As our lives become more reliant on technology, it stands to reason that we take it into consideration when we die. So, what happens to it?
As we live more and more of our lives online, it may be time to consider what happens to our “digital property” when we die. When considering our end of life planning, many will think primarily about the standards – money, personal belongings, family heirlooms and real estate. But with the amount of information we save online on the rise, people are starting to turn their attention towards what happens to their digital assets as well.
What are digital assets?
Digital assets include passwords, private emails, digital music and film libraries, online financial account information and social media accounts. After we die, or become incapacitated and unable to deal with these belongings, they need to be handled with care.

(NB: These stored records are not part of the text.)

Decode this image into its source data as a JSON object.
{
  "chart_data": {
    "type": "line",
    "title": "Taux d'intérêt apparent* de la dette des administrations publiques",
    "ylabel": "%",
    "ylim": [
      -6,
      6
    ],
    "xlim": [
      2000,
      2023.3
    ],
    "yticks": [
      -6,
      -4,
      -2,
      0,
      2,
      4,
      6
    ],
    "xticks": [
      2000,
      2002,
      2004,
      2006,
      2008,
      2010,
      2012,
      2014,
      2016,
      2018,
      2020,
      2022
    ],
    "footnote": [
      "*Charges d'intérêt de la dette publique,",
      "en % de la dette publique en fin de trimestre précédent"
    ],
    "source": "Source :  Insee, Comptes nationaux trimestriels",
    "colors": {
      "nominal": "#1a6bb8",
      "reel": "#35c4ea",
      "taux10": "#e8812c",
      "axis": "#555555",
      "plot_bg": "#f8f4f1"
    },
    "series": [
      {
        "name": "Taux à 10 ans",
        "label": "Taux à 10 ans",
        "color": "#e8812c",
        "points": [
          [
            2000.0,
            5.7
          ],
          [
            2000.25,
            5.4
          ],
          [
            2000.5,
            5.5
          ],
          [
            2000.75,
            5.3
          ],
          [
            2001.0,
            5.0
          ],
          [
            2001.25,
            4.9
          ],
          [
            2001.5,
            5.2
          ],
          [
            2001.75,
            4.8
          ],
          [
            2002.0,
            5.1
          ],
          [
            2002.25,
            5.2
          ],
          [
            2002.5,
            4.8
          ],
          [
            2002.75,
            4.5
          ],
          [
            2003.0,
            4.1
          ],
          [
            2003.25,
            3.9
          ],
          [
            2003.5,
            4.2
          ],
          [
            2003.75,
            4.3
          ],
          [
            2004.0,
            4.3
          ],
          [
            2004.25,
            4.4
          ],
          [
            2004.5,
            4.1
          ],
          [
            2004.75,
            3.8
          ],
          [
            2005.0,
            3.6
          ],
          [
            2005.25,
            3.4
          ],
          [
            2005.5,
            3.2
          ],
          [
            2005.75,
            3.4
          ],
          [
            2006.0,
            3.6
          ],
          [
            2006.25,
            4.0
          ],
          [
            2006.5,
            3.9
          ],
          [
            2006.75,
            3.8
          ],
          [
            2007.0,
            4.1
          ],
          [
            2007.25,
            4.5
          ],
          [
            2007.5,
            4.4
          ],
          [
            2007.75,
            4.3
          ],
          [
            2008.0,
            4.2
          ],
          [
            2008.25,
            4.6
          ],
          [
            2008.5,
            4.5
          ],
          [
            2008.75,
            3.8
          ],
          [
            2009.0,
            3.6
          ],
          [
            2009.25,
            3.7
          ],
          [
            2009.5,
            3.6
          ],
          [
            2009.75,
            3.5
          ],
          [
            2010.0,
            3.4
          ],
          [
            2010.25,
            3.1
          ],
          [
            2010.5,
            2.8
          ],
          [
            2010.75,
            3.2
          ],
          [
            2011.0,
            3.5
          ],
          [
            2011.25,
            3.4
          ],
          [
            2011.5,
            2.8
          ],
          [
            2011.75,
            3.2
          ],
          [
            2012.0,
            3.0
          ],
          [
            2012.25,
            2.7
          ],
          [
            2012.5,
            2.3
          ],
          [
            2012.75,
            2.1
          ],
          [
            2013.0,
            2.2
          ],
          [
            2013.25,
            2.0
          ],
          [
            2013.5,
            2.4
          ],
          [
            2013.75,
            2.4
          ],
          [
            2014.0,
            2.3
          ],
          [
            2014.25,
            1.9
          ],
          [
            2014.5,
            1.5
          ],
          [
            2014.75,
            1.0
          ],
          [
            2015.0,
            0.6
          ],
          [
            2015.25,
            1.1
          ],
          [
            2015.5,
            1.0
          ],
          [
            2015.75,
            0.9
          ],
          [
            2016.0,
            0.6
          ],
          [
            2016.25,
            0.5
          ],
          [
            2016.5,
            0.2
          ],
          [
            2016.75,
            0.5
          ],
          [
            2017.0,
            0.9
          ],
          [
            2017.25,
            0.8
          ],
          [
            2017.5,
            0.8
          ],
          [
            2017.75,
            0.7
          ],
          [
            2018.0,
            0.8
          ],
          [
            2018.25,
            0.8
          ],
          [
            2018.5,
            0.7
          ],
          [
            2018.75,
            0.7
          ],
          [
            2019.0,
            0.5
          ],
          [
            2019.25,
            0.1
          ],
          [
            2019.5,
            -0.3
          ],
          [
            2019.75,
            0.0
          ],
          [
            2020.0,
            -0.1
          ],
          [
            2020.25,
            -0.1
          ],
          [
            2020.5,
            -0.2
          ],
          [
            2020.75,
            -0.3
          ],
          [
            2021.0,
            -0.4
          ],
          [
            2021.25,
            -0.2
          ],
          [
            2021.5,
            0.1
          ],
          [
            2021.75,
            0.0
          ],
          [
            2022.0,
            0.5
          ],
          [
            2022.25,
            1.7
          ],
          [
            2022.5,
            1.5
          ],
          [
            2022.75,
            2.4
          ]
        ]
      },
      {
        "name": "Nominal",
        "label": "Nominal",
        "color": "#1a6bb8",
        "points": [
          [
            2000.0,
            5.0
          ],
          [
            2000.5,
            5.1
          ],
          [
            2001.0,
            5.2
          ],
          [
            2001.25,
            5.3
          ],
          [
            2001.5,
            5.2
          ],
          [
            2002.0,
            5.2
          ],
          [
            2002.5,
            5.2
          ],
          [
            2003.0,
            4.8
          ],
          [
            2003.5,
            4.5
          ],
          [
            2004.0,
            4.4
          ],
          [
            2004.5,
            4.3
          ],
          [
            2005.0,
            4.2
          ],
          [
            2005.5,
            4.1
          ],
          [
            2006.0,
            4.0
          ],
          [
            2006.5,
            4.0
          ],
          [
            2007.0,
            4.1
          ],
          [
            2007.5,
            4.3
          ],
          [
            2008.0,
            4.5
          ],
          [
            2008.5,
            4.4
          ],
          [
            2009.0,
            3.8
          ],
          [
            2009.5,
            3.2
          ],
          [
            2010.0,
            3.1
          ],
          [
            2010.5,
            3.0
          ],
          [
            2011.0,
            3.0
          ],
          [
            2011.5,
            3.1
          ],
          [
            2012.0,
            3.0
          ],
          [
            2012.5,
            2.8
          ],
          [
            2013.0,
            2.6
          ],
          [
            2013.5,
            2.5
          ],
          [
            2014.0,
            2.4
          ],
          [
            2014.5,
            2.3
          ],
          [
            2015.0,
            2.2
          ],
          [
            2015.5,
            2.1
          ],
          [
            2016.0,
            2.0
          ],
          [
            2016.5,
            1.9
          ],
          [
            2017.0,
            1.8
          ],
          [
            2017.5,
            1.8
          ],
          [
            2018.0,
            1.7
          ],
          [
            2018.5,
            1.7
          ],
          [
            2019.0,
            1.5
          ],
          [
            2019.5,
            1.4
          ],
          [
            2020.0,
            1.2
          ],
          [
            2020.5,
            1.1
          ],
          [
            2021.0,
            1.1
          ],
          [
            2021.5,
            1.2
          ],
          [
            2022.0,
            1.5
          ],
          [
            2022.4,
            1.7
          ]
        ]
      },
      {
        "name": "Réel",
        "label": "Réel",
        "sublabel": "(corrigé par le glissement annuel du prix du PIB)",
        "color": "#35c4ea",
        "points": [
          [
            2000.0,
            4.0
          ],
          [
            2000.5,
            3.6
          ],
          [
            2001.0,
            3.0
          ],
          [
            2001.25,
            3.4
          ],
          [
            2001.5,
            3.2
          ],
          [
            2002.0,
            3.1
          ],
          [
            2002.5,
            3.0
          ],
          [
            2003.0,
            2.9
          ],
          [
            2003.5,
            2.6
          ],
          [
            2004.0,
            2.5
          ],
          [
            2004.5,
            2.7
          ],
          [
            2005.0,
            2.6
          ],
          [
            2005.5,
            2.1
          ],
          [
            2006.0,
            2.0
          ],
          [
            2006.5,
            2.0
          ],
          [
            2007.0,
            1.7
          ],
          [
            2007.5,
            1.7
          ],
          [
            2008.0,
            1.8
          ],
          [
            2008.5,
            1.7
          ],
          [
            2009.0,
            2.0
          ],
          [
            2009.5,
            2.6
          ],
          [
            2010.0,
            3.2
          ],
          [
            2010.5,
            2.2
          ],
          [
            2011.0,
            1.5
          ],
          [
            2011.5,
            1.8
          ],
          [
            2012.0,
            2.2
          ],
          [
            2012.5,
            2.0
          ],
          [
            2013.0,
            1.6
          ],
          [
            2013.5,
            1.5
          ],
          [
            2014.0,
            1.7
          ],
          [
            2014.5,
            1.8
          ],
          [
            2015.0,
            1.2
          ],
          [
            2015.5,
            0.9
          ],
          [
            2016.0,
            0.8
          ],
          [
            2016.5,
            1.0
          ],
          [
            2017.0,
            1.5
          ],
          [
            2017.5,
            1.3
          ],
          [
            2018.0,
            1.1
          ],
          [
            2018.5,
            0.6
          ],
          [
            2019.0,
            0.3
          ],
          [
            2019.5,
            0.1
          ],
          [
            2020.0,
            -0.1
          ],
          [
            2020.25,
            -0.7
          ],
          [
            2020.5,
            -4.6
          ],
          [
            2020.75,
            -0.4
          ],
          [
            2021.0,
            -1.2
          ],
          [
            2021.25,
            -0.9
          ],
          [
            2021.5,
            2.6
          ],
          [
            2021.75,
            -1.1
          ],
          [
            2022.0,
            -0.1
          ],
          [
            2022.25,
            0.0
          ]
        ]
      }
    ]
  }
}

A deceased’s financial and other private information can be left vulnerable in inactive online accounts, making them easy pickings for hackers and identity thieves. Likewise, surviving family members may not be able to gain access to the information, risking the loss of family photos, videos, mementos and important personal data.
New South Wales is the first jurisdiction in Australia to look at this from a legal and estate planning perspective, with a view to better understanding whether we need a new set of laws regarding who can access our data after we die, and the options for distributing or destroying our digital footprint.
NSW Attorney-General Mark Speakman has referred the matter to the state’s Law Reform Commission, to “look at whether our laws are clear and fair enough to make sure people have some certainty over what will happen to their digital assets when they die.”
What happens to our cyber life when we die?
About 88% of Australians have a smartphone, and according to a report released by Sensis last year, 79% are on social media, which most of us access via smartphone. Our other favourite smartphone activities include watching television and movies on demand and interacting with various apps we’ve downloaded.
In one way or another, most of us use the Internet every day. Just ask anyone who has had technical issues with an Internet service provider or modem and they’ll lament how inconvenient it is not to be able to go online to pay bills, check bank balances, watch our favourite television shows, and of course, keep in touch with family and friends.
All of this cyber activity – protected by personal passwords – is part of our lives and it too needs to be considered when we die.
Do you want to keep your social media profile?
Some social media platforms give you the option of deciding what to do with your social presence after you die; for example, if you want to allow future messages to be posted posthumously, enabling friends and family to post on birthdays, anniversaries or holidays.
But all of this means you have to enable a “legacy contact” – which is someone to manage the account after death.
New South Wales is now looking to the United States, which has enacted a uniform code for dealing with some of these issues.
Legal experts say that one of the reasons dealing with digital assets is not straightforward is because the platforms are global.
They believe it’s time for our state to consider legislation which accommodates for changing technology.